The Thattil and Westfield Insurance Co. cases are readily distinguishable because they involved the subject of underinsured and uninsured motorist coverages, which are mandatory in Massachusetts pursuant to G.L.c. 175, §113L. “General Laws c. 175, §113L, was enacted to protect the public from injury caused by negligent and financially irresponsible motorists.” Thattil, 415 Mass. at 387. In the case at bar, on the other hand, the optional excess coverage in question applies to policyholders (and any named designees) who are potentially liable in automobile accidents, not to the conceivable victims of those tortfeasors. Therefore, the same policy consideration of protecting automobile accident victims from the possibility of catastrophic financial loss does not obtain.
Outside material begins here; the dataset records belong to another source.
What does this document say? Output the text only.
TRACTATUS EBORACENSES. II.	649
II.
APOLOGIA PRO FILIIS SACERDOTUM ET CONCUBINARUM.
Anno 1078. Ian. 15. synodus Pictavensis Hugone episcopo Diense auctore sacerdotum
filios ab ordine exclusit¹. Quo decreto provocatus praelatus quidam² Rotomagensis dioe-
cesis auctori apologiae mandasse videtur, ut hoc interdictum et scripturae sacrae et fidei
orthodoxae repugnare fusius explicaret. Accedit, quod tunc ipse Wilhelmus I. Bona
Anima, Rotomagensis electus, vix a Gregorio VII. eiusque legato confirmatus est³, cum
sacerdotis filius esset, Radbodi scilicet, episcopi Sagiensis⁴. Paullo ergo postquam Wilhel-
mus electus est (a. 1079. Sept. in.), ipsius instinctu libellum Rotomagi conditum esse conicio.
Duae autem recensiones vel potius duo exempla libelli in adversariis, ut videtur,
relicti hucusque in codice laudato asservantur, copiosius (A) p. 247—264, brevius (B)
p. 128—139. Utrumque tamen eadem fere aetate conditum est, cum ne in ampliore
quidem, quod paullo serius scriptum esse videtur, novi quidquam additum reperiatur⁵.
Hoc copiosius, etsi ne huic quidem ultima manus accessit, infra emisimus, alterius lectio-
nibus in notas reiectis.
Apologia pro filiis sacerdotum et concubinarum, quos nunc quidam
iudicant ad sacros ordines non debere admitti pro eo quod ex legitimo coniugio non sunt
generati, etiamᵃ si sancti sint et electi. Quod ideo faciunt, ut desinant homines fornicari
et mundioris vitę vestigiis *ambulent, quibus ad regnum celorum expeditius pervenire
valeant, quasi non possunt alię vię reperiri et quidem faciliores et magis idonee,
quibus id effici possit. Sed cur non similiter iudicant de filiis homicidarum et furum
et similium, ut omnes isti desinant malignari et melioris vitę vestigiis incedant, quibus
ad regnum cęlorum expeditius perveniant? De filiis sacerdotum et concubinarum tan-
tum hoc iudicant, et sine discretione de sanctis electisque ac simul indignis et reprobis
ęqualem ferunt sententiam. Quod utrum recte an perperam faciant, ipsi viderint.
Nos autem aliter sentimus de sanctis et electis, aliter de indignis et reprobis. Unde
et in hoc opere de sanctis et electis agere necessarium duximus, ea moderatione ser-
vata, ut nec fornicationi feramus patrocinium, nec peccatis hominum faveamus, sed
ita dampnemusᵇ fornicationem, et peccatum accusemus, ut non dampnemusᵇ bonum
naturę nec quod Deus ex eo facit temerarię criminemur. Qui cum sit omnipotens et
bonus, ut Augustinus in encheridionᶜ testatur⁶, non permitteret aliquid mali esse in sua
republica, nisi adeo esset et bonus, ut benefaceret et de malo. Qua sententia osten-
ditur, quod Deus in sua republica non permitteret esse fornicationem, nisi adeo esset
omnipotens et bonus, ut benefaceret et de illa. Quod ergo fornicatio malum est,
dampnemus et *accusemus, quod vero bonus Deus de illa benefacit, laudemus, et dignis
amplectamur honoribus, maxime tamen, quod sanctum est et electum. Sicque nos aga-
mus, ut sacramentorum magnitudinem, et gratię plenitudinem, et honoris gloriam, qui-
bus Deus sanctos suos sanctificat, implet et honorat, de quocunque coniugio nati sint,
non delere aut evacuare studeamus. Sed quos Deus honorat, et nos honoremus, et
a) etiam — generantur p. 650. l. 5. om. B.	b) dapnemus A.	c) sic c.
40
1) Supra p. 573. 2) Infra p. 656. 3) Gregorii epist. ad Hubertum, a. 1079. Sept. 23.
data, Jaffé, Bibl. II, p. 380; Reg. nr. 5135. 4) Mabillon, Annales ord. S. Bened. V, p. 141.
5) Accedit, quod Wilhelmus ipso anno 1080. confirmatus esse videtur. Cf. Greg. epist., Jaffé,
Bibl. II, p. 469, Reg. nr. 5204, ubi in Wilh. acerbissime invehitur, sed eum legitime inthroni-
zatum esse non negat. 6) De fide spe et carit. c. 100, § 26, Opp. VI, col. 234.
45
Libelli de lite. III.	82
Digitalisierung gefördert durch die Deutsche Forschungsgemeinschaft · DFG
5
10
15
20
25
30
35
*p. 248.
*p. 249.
See id Furthermore, other states specifically have held that a member of a business corporation may not recover under the corporate insurance policy. See, e.g., Cutter v. Maine Bonding & Casualty Co., 133 N.H. 569 (1990); Buckner v. Motor Vehicle Accident Indem. Corp. 66 N.Y.2d 211 (1985); Giambri v. Government Employees Ins. Co., 170 N.J.Super. 140 (1979); General Ins. Co. v. Icelandic Builders, Inc., 24 Wash.App. 656 (1979). Accordingly, because there is no possibility that Scher qualifies as an “insured" under the Umbrella Liability Policy, Universal is not required to defend or indemnify him under that policy. See Sterilite Corp. v. Continental Cas. Co., 17 Mass.App.Ct. 316, 318-19 (1983).
ORDER
For all the foregoing reasons, Universal’s motion for summary judgment is DENIED with regard to the Garage Liability Policy but ALLOWED with regard to the Umbrella Liability Policy. Therefore, the court DECLARES that the Umbrella Liability Policy does not require Universal to defend or indemnify Scher for any liability arising out of the underlying motor vehicle accident on November 23, 2000.
His deposition refers to him as “Jeremy Morrissey.”